Victim of Persecution, c.1938 (about 1938)
About this artwork
From the mid-1920s until the end of his life, August Sander worked on his monumental documentary project ‘People of the 20th Century’, which has been described as a work of cultural and social history executed in the medium of photography. Over 500 are organised into seven groups representing the social structures and professional classes of the time. Group Six, ‘The City’, stands out for its loose arrangement of subjects, ranging from different city ‘types’ to events of everyday urban life. This portrait of an unknown woman is from the portfolio entitled ‘The Persecuted’, which depicts Jewish people who emigrated from Germany or were killed in the Nazi concentration camps. Sander added the portfolio to his project shortly after the end of World War II. It highlights the new absence of the German-Jewish middle classes, who had formed an important part of German social, cultural and economic life during the first half of the century.

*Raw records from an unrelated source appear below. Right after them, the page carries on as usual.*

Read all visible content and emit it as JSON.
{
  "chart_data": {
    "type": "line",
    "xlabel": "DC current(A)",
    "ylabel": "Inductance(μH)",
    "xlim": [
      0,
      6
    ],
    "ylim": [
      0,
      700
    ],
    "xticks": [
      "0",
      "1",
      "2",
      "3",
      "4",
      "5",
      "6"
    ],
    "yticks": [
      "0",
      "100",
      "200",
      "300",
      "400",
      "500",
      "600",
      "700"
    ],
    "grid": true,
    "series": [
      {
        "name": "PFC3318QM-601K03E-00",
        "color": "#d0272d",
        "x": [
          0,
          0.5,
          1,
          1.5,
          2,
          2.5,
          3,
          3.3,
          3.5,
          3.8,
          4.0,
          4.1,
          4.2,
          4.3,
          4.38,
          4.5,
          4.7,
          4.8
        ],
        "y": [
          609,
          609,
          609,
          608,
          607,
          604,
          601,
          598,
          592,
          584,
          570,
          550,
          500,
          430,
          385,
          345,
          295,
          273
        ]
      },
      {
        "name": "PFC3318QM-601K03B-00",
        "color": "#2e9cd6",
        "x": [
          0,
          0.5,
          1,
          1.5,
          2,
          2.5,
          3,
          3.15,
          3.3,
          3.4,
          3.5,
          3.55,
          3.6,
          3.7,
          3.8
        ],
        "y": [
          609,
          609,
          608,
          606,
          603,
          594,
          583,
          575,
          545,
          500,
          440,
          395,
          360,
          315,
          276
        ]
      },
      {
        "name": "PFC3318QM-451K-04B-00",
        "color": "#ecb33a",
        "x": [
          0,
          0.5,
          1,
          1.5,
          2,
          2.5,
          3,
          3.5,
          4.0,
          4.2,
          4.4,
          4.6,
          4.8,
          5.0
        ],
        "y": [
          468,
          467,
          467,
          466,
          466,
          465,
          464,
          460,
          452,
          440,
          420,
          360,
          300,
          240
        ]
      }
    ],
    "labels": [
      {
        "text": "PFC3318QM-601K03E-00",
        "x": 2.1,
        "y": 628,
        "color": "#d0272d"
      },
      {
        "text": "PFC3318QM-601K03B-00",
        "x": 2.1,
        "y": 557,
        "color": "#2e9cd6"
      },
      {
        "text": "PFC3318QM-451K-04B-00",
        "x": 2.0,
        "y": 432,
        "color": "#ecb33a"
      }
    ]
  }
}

- title: Victim of Persecution, c.1938
- accession number: AL00110
- artist: August SanderGerman (1874 - 1964)
- gallery: In Storage
- object type: Photograph
- materials: Black and white photograph on paper
- date created: about 1938
- measurements: 26.00 x 20.20 cm (paper 44.00 x 33.90 cm; mount: 46.00 x 36.00 cm) (framed: 48.20 x 38.20 x 3.20 cm)
- credit line: ARTIST ROOMS National Galleries of Scotland and Tate. Lent by Anthony d'Offay 2010
- copyright: © Photograph. Samml. / SK Stiftung Kultur - A. Sander Archiv, Köln /VG Bild-Kunst, Bonn and DACS, London 2016.
Considered one of the finest photographers of the twentieth century, Sander's bold style of portrait photography, as well as his typological approach, has had an enormous influence on modern photography. During his apprenticeship in several German studios and his time in his own studio in Austria, he developed his individual style. Then in 1910 Sander moved to Cologne and produced his first large group of photographs, which he later included in his concept "People of the 20th Century". This was created in the mid-1920s and compiled up until the 1950s. He photographed groups of people in his native Germany, classifying them according to their occupations and positions in society.